Ludwig van Toronto

LEBRECHT LISTENS | Vilde Frang: Come For The Bartók, Stay For The Enescu

Vilde Frang (Photo: Marco Borggreve)
The first Bartók concerto, a youthful effusion of innocent love, is not going to change our lives. The Geroge Enescu Octet, on the other hand, might. (Photo: Marco Borggreve)

Bartok: Concerto, Enescu: Octet (Warner Classics)

★★★★ (out of five)

The one thing that keeps me from awarding this album the full five stars is that it is upside down. It opens with a perfectly decent performance of Bela Bartok’s first violin concerto by the Norwegian virtuoso Vilde Frang, with the Radio France philharmonic orchestra conducted by Mikko Franck. Frang, who is 32, has been performing since she was ten years old. Everything she does is perfectly lovely and agreeable. The first Bartók concerto, a youthful effusion of innocent love, is not going to change our lives.

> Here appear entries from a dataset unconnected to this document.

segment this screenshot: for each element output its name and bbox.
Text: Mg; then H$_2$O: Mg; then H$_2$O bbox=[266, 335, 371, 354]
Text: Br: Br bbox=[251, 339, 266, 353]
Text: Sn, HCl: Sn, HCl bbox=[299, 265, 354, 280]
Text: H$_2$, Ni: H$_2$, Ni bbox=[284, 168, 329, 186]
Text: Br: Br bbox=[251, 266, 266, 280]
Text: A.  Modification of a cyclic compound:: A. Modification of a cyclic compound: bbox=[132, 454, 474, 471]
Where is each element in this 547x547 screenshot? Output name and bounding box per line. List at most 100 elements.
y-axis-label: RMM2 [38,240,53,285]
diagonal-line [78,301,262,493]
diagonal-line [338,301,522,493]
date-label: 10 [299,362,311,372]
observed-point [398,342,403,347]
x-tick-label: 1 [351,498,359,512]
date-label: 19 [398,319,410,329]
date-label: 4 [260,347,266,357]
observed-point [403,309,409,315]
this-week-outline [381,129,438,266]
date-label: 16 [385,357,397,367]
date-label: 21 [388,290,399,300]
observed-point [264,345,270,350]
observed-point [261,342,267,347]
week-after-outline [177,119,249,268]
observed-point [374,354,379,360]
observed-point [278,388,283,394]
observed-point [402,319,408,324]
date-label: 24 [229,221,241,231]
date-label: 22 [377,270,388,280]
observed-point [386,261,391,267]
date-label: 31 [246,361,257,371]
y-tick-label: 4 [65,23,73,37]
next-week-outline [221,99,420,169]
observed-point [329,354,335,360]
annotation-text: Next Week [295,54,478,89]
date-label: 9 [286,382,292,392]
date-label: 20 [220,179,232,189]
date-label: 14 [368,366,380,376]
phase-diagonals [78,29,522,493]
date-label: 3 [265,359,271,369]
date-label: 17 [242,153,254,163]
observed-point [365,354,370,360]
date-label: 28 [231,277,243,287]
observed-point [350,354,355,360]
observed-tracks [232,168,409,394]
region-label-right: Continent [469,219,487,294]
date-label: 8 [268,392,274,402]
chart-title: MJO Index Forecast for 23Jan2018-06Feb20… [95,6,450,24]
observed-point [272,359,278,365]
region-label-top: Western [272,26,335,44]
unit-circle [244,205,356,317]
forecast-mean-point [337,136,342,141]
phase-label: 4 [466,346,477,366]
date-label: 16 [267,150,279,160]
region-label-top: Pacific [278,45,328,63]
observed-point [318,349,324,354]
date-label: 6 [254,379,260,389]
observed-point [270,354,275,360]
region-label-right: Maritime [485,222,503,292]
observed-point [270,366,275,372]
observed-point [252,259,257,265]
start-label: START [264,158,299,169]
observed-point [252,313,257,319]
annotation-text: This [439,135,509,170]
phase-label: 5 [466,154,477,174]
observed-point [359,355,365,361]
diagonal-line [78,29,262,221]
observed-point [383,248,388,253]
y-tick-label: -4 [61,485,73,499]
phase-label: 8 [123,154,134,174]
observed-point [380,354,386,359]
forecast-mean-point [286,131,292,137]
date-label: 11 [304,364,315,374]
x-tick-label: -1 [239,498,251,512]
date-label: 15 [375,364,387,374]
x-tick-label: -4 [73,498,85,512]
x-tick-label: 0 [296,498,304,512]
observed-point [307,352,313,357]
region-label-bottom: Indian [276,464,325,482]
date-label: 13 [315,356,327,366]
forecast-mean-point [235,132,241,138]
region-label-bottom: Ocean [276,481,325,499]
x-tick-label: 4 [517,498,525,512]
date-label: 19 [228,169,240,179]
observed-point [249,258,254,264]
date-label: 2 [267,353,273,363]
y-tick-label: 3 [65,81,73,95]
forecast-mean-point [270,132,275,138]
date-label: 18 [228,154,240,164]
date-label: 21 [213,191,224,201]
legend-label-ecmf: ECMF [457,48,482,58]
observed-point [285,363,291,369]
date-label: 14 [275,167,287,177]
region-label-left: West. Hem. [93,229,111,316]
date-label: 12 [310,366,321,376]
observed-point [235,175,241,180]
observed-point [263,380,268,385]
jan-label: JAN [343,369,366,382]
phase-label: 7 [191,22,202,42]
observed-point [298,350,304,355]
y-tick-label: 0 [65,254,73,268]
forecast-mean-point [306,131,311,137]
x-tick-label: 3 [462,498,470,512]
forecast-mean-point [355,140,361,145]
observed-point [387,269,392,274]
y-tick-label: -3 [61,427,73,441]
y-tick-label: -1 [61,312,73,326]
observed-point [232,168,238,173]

The octet, on the other hand, might. Geroge Enescu was one of the great violinists of all time, a brilliant pedagogue who infused his pupils with human values as much as musical ones. The Octet for Strings, written about the same time as Schoenberg’s Verklärte Nacht, is a free-flowing conversation between strongly opinionated friends.

Frang plays lead violin in a section of four. Lawrence Power and Lily Francis are the violas, Nicolas Altstaedt and Jan-Erik Gustafsson the cellos. Enesco’s underlying Romanian melodies are cousins to Bartok’s ethnic tunes and the piece is predicated on tensions with one section often butting out another. It’s a thrilling little argument and Frang leads it like a parliamentary Speaker with impartial authority. Unknown to me before this recording, the Enesco Octet deserves to be ranked with Schubert and Mendelssohn as a leader in its form. I am really grateful to Vilde Frang for bringing it to our attention. You should try it at home.